Now when they were going, behold, some of the watch came into the city, and shewed unto the chief priests all the things that were done.
This verse occurs on the morning of Jesus' resurrection. Earlier in the story, the chief priests — the Jewish religious leaders who had orchestrated Jesus' crucifixion — had asked the Roman governor Pilate to post soldiers at Jesus' sealed tomb. They feared Jesus' disciples might steal the body and then falsely claim he had risen from the dead. When Jesus actually rose, those Roman guards were present to witness whatever happened. Shaken by the experience, they didn't report to their own commanding officer — they went directly to the chief priests, the very men who had arranged their posting. This sets up the next scene in Matthew's Gospel, where the priests bribe the guards to spread a cover story.
God, I don't want to be someone who witnesses something real and immediately looks for a way to contain it. Give me the courage of the women — to run toward what you're doing, not away from it. When you show up in my life, help me follow the thread. Amen.
This might be the most underrated moment in the entire resurrection story. Two groups are moving simultaneously on the same morning. The women who had come to the tomb are running toward the disciples with the most staggering news in human history. And at the same time, trained Roman soldiers — men whose professional identity was built on staying unflappable under pressure — are running in the opposite direction, completely undone, straight to the priests. Notice what the text says: they reported "everything that had happened." These men told the truth. They were eyewitnesses. They saw it. And the response of the religious establishment wasn't wonder — it was immediate damage control. Here's the thing worth sitting with: the same event can produce radically different responses depending on what you want to be true. The soldiers told the truth, and the priests' first instinct was to suppress it. Evidence doesn't automatically produce faith — sometimes it produces a bribe. You might have your own version of this: something you've experienced or felt that points toward God — and the question isn't whether you noticed it. It's what you'll do with it. Follow it, or find a way to quietly explain it away?

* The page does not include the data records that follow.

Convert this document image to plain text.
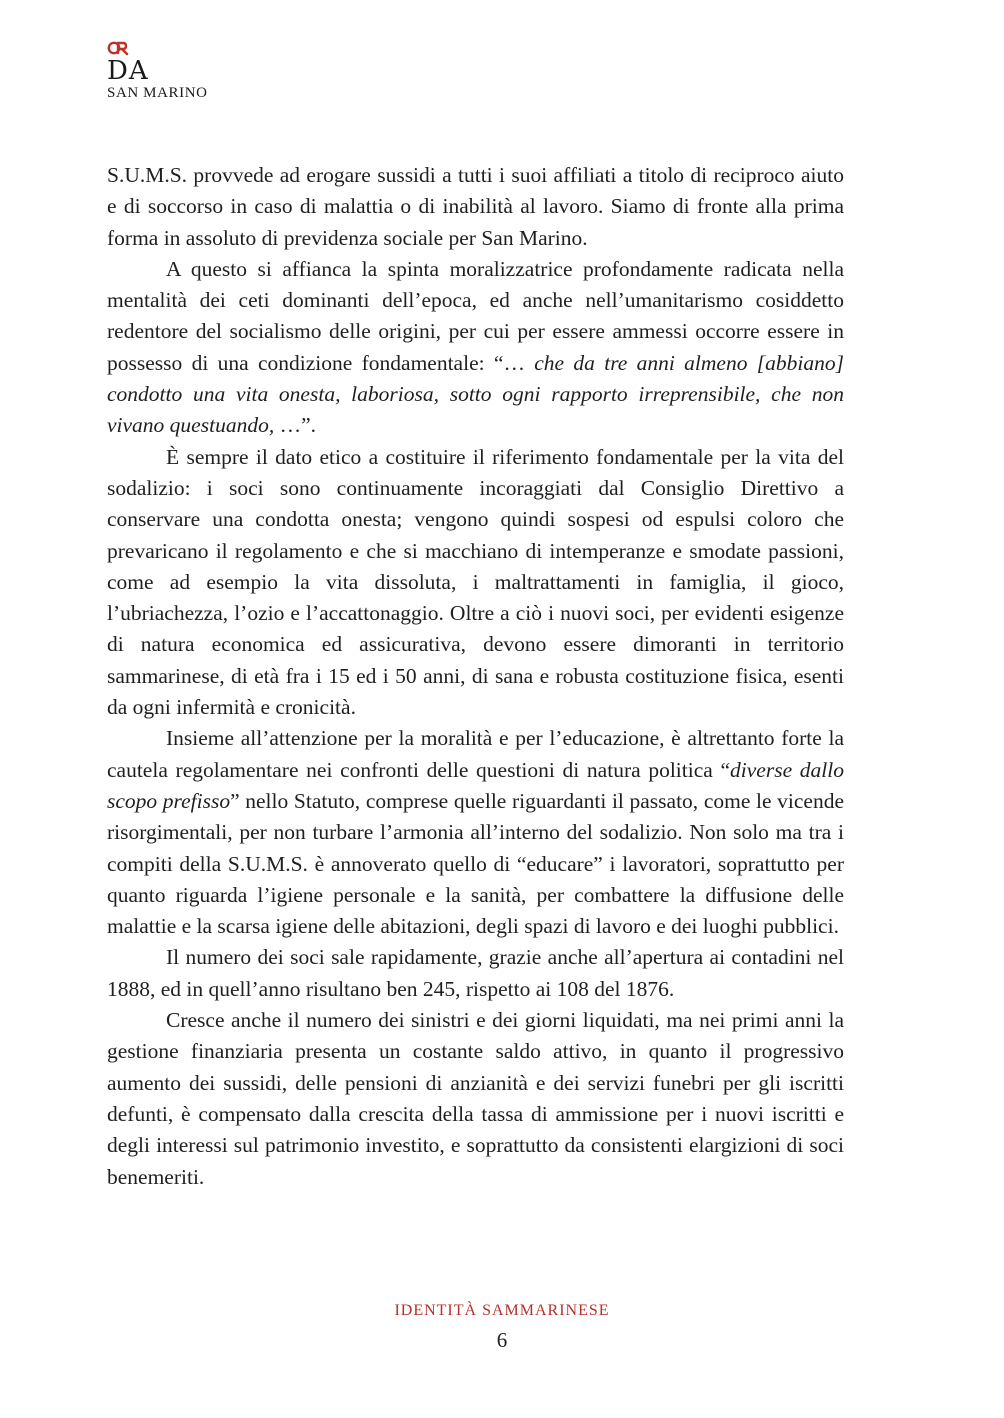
DA
SAN MARINO

S.U.M.S. provvede ad erogare sussidi a tutti i suoi affiliati a titolo di reciproco aiuto e di soccorso in caso di malattia o di inabilità al lavoro. Siamo di fronte alla prima forma in assoluto di previdenza sociale per San Marino.

A questo si affianca la spinta moralizzatrice profondamente radicata nella mentalità dei ceti dominanti dell’epoca, ed anche nell’umanitarismo cosiddetto redentore del socialismo delle origini, per cui per essere ammessi occorre essere in possesso di una condizione fondamentale: “… che da tre anni almeno [abbiano] condotto una vita onesta, laboriosa, sotto ogni rapporto irreprensibile, che non vivano questuando, …”.

È sempre il dato etico a costituire il riferimento fondamentale per la vita del sodalizio: i soci sono continuamente incoraggiati dal Consiglio Direttivo a conservare una condotta onesta; vengono quindi sospesi od espulsi coloro che prevaricano il regolamento e che si macchiano di intemperanze e smodate passioni, come ad esempio la vita dissoluta, i maltrattamenti in famiglia, il gioco, l’ubriachezza, l’ozio e l’accattonaggio. Oltre a ciò i nuovi soci, per evidenti esigenze di natura economica ed assicurativa, devono essere dimoranti in territorio sammarinese, di età fra i 15 ed i 50 anni, di sana e robusta costituzione fisica, esenti da ogni infermità e cronicità.

Insieme all’attenzione per la moralità e per l’educazione, è altrettanto forte la cautela regolamentare nei confronti delle questioni di natura politica “diverse dallo scopo prefisso” nello Statuto, comprese quelle riguardanti il passato, come le vicende risorgimentali, per non turbare l’armonia all’interno del sodalizio. Non solo ma tra i compiti della S.U.M.S. è annoverato quello di “educare” i lavoratori, soprattutto per quanto riguarda l’igiene personale e la sanità, per combattere la diffusione delle malattie e la scarsa igiene delle abitazioni, degli spazi di lavoro e dei luoghi pubblici.

Il numero dei soci sale rapidamente, grazie anche all’apertura ai contadini nel 1888, ed in quell’anno risultano ben 245, rispetto ai 108 del 1876.

Cresce anche il numero dei sinistri e dei giorni liquidati, ma nei primi anni la gestione finanziaria presenta un costante saldo attivo, in quanto il progressivo aumento dei sussidi, delle pensioni di anzianità e dei servizi funebri per gli iscritti defunti, è compensato dalla crescita della tassa di ammissione per i nuovi iscritti e degli interessi sul patrimonio investito, e soprattutto da consistenti elargizioni di soci benemeriti.

IDENTITÀ SAMMARINESE
6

Why do you think the guards reported to the chief priests rather than to their own Roman commanding officer — what does that choice reveal about who really held social power in that moment?
Have you ever had an experience that seemed to point toward God that you were tempted to explain away or quietly ignore? What did you do with it, and why?
The priests' response to what the guards described was to immediately suppress it — what does that tell us about the relationship between religious power and genuine, open-handed truth-seeking?
The guards and the women both encountered the aftermath of the same event but ran in completely different directions — what do you think accounts for such opposite responses to the same reality?
Is there something God has made clear to you that you've been slow to act on or tell anyone about? What is actually holding you back?
While they were on their way, some of the [Roman] guards went into the city and reported to the chief priests everything that had happened.
AMP
While they were going, behold, some of the guard went into the city and told the chief priests all that had taken place.
ESV
Now while they were on their way, some of the guard came into the city and reported to the chief priests all that had happened.
NASB
The Guards’ Report While the women were on their way, some of the guards went into the city and reported to the chief priests everything that had happened.
NIV
Now while they were going, behold, some of the guard came into the city and reported to the chief priests all the things that had happened.
NKJV
As the women were on their way, some of the guards went into the city and told the leading priests what had happened.
NLT
Meanwhile, the guards had scattered, but a few of them went into the city and told the high priests everything that had happened.